Die Argu­mente des OnePlus-Chefs sind durchaus schlüssig. Aber auch nach vier oder fünf Jahren Nutzung muss ein Gerät noch lange kein Elek­tro­schrott sein. Eine ausge­reifte Ersatz­teil-Politik könnte den Austausch von Kompo­nenten für den Nutzer attraktiv machen.

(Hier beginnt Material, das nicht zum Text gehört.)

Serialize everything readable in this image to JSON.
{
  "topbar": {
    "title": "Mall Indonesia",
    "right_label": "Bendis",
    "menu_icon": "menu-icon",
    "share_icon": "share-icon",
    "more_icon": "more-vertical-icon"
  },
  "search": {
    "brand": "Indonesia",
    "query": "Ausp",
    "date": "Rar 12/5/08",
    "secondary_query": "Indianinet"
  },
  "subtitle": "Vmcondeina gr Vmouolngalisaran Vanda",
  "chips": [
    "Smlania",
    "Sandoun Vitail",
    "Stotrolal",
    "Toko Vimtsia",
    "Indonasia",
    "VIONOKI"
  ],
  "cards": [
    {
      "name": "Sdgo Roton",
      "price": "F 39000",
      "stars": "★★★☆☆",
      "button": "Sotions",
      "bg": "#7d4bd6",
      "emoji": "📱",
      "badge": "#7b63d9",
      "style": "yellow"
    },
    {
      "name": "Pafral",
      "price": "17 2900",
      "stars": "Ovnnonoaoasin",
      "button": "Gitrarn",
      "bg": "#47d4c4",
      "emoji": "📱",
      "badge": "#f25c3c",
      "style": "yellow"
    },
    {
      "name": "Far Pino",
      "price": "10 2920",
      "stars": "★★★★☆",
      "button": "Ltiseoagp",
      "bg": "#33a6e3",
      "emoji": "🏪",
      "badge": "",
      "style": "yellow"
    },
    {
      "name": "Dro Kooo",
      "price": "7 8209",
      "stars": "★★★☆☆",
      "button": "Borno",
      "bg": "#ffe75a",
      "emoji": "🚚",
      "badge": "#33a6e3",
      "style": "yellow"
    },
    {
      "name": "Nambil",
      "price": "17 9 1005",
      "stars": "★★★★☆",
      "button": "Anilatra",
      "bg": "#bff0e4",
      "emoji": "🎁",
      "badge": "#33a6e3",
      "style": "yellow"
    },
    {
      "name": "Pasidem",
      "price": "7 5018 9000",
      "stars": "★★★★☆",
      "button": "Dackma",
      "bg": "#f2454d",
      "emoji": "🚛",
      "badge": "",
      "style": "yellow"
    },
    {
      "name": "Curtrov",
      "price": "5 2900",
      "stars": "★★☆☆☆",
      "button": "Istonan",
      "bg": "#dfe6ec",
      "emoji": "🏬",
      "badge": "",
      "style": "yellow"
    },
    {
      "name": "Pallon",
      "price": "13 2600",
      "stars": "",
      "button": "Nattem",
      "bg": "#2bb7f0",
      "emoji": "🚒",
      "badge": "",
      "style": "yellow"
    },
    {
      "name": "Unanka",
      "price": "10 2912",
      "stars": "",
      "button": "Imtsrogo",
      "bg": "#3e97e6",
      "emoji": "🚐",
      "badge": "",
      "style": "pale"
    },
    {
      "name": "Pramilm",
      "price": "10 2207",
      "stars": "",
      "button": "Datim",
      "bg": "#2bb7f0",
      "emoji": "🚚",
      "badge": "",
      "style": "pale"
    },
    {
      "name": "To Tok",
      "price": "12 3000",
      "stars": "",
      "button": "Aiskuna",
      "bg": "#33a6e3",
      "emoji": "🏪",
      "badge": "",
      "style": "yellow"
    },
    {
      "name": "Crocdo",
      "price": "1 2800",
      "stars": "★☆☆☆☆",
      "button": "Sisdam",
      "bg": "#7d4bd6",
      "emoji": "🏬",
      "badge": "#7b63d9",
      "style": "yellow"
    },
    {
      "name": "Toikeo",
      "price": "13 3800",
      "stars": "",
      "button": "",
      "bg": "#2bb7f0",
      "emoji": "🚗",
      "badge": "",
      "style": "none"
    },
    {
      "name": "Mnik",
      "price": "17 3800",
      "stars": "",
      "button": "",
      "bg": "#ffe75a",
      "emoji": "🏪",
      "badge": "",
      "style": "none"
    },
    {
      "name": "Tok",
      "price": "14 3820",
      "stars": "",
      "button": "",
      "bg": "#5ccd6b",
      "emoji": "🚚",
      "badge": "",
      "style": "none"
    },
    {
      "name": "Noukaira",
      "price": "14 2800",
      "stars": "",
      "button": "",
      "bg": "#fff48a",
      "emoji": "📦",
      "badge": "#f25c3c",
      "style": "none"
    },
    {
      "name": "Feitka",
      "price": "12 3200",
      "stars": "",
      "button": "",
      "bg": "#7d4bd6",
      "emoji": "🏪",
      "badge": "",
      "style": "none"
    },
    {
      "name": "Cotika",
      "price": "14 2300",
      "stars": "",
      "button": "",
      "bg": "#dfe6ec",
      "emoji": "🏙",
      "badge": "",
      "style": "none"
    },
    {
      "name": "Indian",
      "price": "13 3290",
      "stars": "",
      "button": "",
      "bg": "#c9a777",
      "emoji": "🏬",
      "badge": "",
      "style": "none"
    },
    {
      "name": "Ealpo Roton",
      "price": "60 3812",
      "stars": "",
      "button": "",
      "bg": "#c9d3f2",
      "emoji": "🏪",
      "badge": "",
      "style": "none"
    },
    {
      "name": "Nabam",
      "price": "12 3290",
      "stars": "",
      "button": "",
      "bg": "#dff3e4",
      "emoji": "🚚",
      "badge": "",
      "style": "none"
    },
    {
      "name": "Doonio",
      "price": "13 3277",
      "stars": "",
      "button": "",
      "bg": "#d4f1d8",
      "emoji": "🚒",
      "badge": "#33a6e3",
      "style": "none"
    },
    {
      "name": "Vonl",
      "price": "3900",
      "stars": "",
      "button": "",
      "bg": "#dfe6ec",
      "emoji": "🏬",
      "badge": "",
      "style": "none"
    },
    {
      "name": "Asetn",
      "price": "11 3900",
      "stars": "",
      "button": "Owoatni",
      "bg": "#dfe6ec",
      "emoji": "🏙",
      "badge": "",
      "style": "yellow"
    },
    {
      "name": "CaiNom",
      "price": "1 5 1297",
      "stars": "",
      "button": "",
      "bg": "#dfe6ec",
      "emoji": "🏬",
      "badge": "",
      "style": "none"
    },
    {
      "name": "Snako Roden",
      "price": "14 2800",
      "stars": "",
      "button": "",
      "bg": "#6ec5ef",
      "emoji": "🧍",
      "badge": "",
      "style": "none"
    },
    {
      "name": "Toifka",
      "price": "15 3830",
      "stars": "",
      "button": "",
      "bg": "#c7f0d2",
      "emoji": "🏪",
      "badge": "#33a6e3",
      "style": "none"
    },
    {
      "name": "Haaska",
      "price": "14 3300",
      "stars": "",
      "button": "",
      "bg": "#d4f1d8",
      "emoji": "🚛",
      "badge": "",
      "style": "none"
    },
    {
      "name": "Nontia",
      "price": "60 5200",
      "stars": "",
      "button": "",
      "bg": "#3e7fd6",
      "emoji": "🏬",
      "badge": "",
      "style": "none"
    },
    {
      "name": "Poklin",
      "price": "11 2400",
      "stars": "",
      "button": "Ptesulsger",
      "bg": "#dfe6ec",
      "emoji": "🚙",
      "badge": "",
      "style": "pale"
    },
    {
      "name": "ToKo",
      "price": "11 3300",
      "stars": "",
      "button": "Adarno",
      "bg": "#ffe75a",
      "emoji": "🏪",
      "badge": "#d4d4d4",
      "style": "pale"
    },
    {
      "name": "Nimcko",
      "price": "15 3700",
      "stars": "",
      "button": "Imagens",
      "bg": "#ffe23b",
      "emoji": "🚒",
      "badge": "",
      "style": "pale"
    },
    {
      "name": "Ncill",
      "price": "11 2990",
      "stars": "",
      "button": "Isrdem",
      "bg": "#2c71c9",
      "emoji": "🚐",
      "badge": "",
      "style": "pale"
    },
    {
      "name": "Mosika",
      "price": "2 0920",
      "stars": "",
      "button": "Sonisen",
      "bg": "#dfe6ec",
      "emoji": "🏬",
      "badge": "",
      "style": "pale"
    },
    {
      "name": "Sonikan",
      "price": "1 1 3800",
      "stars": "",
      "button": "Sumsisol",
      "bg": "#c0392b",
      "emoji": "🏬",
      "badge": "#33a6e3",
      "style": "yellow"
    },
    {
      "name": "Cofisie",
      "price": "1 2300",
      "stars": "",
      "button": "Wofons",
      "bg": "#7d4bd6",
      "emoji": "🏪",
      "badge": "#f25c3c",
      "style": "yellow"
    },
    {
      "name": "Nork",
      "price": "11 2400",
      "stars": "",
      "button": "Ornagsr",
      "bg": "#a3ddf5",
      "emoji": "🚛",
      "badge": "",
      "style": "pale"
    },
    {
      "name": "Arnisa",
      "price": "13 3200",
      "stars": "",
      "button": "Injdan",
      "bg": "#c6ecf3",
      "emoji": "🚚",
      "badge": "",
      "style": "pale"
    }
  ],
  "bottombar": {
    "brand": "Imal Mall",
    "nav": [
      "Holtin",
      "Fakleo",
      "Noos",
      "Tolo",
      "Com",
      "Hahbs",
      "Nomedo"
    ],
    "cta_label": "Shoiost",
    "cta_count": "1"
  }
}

Es gibt sie schon: Die bezahl­baren Ersatz­teile

Laut einem Profi ist das Galaxy S24 sehr gut repa­rierbar, und die kommenden Mittel­klasse-Handys Galaxy A55 und Galaxy A35 sollen Repa­ratur-freund­licher werden als ihre Vorgänger. Das hört man gern. Das Fair­phone 5 bekam vom Repa­ratur-Service iFixit die beson­dere Auszeich­nung als welt­weit nach­hal­tigstes Smart­phone verliehen. Wer sich traut, selbst Hand an zu legen, bekommt beispiels­weise zahl­reiche Ersatz­teile über iFixit zum Fair­phone 5, die auch vergleichs­weise kosten­günstig sind. Ein neuer Akku für das Fair­phone 5 kostet rund 40 Euro, für ein frisches Display werden rund 100 Euro fällig, und die Haupt­kamera kostet rund 70 Euro. Die Teile müssen dann zwar vom Nutzer selbst gewech­selt werden. Das Beispiel zeigt aber, dass Nach­hal­tig­keit mit Ersatz­teilen preis­lich attraktiv sein kann.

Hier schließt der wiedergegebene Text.